# Now't as odd as a PT insurance policy! ;)



## travelling-man (Jun 17, 2011)

I appreciate the Portuguese have their very own unique way of doing things that sometimes baffle us Estrangeros...... Good examples being how it's virtually impossible to get fully comp insurance on cars over 6 years old or how car insurance provides breakdown recovery & a hire car whilst the car is being repaired etc. (which is very kind of 'em!)

But how's this for an oddity....... Our electric hob broke last week so thinking it was still under guarantee, I called in the manufacturers who gave me a quote for repair, told me the guarantee had expired but that the repair cost would be covered under my household insurance policy........... How TF does that work?

then examination of my household policy seems to say that my funeral costs are also covered up to a cost of about €2k.

I'm certainly not complaining about so many different things being covered but I am helluva surprised!


----------



## JohnBoy (Oct 25, 2009)

Nice one TM. I'd be interested to know the manufacturer as I'm about to call on Teka for repairs to my oven. hob and microwave. 
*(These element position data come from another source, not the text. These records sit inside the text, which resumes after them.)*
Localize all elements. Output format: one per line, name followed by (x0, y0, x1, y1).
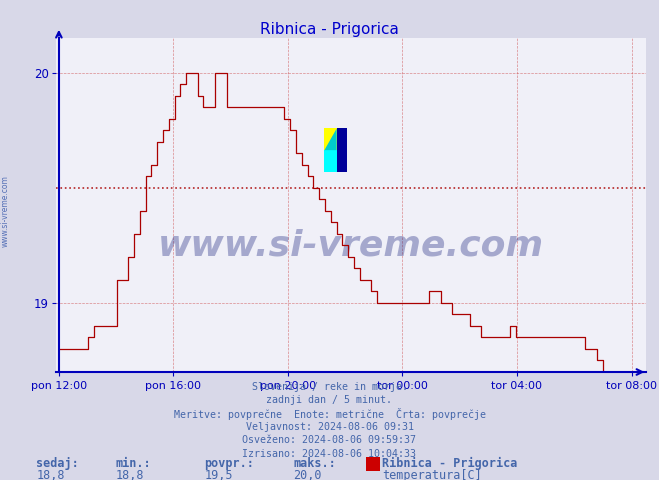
Text: Veljavnost: 2024-08-06 09:31: Veljavnost: 2024-08-06 09:31 (246, 422, 413, 432)
Bar (324, 129, 337, 150)
Text: zadnji dan / 5 minut.: zadnji dan / 5 minut. (266, 395, 393, 405)
Text: povpr.:: povpr.: (204, 457, 254, 470)
Text: 18,8: 18,8 (115, 469, 144, 480)
Text: Meritve: povprečne  Enote: metrične  Črta: povprečje: Meritve: povprečne Enote: metrične Črta:… (173, 408, 486, 420)
Polygon shape (324, 129, 337, 150)
Text: 20,0: 20,0 (293, 469, 322, 480)
Text: 19,5: 19,5 (204, 469, 233, 480)
Bar (337, 129, 347, 172)
Bar (324, 150, 337, 172)
Text: sedaj:: sedaj: (36, 457, 79, 470)
Text: www.si-vreme.com: www.si-vreme.com (1, 175, 10, 247)
Text: min.:: min.: (115, 457, 151, 470)
Text: Osveženo: 2024-08-06 09:59:37: Osveženo: 2024-08-06 09:59:37 (243, 435, 416, 445)
Text: Slovenija / reke in morje.: Slovenija / reke in morje. (252, 382, 407, 392)
Text: www.si-vreme.com: www.si-vreme.com (158, 228, 544, 262)
Text: Ribnica - Prigorica: Ribnica - Prigorica (260, 22, 399, 36)
Text: Izrisano: 2024-08-06 10:04:33: Izrisano: 2024-08-06 10:04:33 (243, 449, 416, 459)
Text: maks.:: maks.: (293, 457, 336, 470)
Text: Ribnica - Prigorica: Ribnica - Prigorica (382, 457, 517, 470)
Text: temperatura[C]: temperatura[C] (382, 469, 482, 480)
Text: 18,8: 18,8 (36, 469, 65, 480)
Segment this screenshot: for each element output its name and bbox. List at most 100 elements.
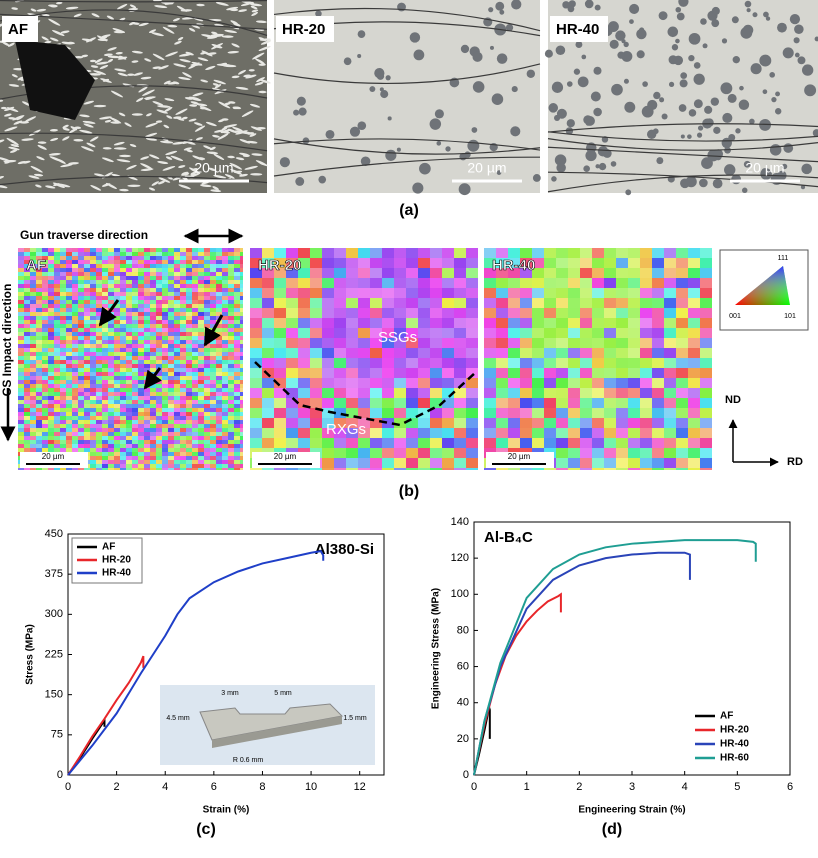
grain (156, 296, 162, 300)
grain (334, 328, 346, 338)
grain (204, 372, 210, 376)
texture (727, 93, 737, 103)
grain (72, 408, 78, 412)
grain (72, 432, 78, 436)
grain (298, 298, 310, 308)
grain (640, 328, 652, 338)
grain (54, 380, 60, 384)
grain (78, 384, 84, 388)
grain (210, 276, 216, 280)
texture (119, 154, 131, 158)
grain (700, 268, 712, 278)
grain (544, 438, 556, 448)
grain (204, 368, 210, 372)
grain (36, 436, 42, 440)
grain (108, 296, 114, 300)
image-tag: AF (8, 21, 28, 38)
texture (160, 140, 174, 144)
texture (61, 41, 73, 45)
grain (508, 378, 520, 388)
grain (66, 252, 72, 256)
grain (640, 418, 652, 428)
grain (210, 304, 216, 308)
grain (150, 256, 156, 260)
grain (174, 332, 180, 336)
grain (102, 252, 108, 256)
grain (78, 248, 84, 252)
grain (286, 438, 298, 448)
grain (688, 388, 700, 398)
grain (132, 316, 138, 320)
grain (114, 336, 120, 340)
grain (192, 348, 198, 352)
texture (34, 173, 44, 177)
texture (140, 168, 154, 171)
y-tick-label: 300 (45, 608, 63, 620)
grain (54, 412, 60, 416)
grain (102, 328, 108, 332)
texture (110, 90, 123, 98)
grain (240, 380, 243, 384)
grain (120, 248, 126, 252)
grain (24, 340, 30, 344)
grain (72, 428, 78, 432)
grain (406, 358, 418, 368)
grain (66, 380, 72, 384)
grain (138, 392, 144, 396)
texture (1, 41, 10, 47)
grain (90, 448, 96, 452)
texture (763, 11, 769, 18)
grain (60, 300, 66, 304)
grain (108, 328, 114, 332)
grain (210, 400, 216, 404)
grain (60, 260, 66, 264)
grain (198, 300, 204, 304)
grain (54, 260, 60, 264)
grain (30, 312, 36, 316)
grain (144, 320, 150, 324)
grain (108, 256, 114, 260)
grain (30, 320, 36, 324)
grain (640, 368, 652, 378)
grain (394, 428, 406, 438)
grain (616, 288, 628, 298)
grain (210, 340, 216, 344)
grain (78, 328, 84, 332)
grain (298, 258, 310, 268)
grain (322, 398, 334, 408)
grain (228, 264, 234, 268)
grain (78, 408, 84, 412)
grain (234, 424, 240, 428)
grain (48, 436, 54, 440)
grain (508, 338, 520, 348)
grain (454, 408, 466, 418)
grain (54, 292, 60, 296)
grain (108, 400, 114, 404)
texture (174, 40, 182, 45)
grain (180, 440, 186, 444)
grain (30, 444, 36, 448)
grain (234, 320, 240, 324)
grain (556, 268, 568, 278)
grain (90, 336, 96, 340)
grain (192, 264, 198, 268)
grain (72, 420, 78, 424)
grain (156, 300, 162, 304)
texture (170, 155, 184, 162)
grain (652, 328, 664, 338)
grain (108, 348, 114, 352)
grain (228, 288, 234, 292)
grain (66, 284, 72, 288)
grain (168, 340, 174, 344)
grain (72, 416, 78, 420)
texture (688, 32, 701, 45)
grain (36, 248, 42, 252)
grain (240, 336, 243, 340)
grain (544, 348, 556, 358)
grain (84, 340, 90, 344)
texture (387, 116, 392, 121)
grain (174, 344, 180, 348)
texture (73, 13, 82, 18)
grain (216, 416, 222, 420)
grain (580, 388, 592, 398)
Was he saying that applied to ALL household policies or did he know your particular policy?

According to our EDP contract, call outs and repairs are covered by them to anything electrical in the house. Knowing EDP I'm not sure that I would want to put that one ot the test though.


----------



## travelling-man (Jun 17, 2011)

JohnBoy said:


> Nice one TM. I'd be interested to know the manufacturer as I'm about to call on Teka for repairs to my oven. hob and microwave.
> 
> Was he saying that applied to ALL household policies or did he know your particular policy?
> 
> According to our EDP contract, call outs and repairs are covered by them to anything electrical in the house. Knowing EDP I'm not sure that I would want to put that one ot the test though.


Our hob was also Teka & the insurance Allianz....... We managed to read the policy in Portuguese but then looked at their site & found the same policy in English that said pretty much all electrical items such as fridge/freezer, hob, oven etc etc were all covered up to various stipulated amounts.


----------



## JohnBoy (Oct 25, 2009)

I'm not saying that I disagree with you TM, but I think that you may have one very different household policy there. My other half has been selling PT insurance for over 30 years (not Allianz though) and says that she has never come across a policy that covered household goods. That, in her opinion, is far from the norm and makes me wonder how the technician would have known that you were covered. But you are, so lucky you. 

As far as the funeral costs go, again lucky you but she thinks that it is an extra that Allianz have slipped in without telling you and are charging extra for.


----------



## travelling-man (Jun 17, 2011)

One thing I did notice was that there doesn't seem to be any mention of earthquake cover & bearing in mind what's just happened in Italy, I think I need to talk to my agent about that!


----------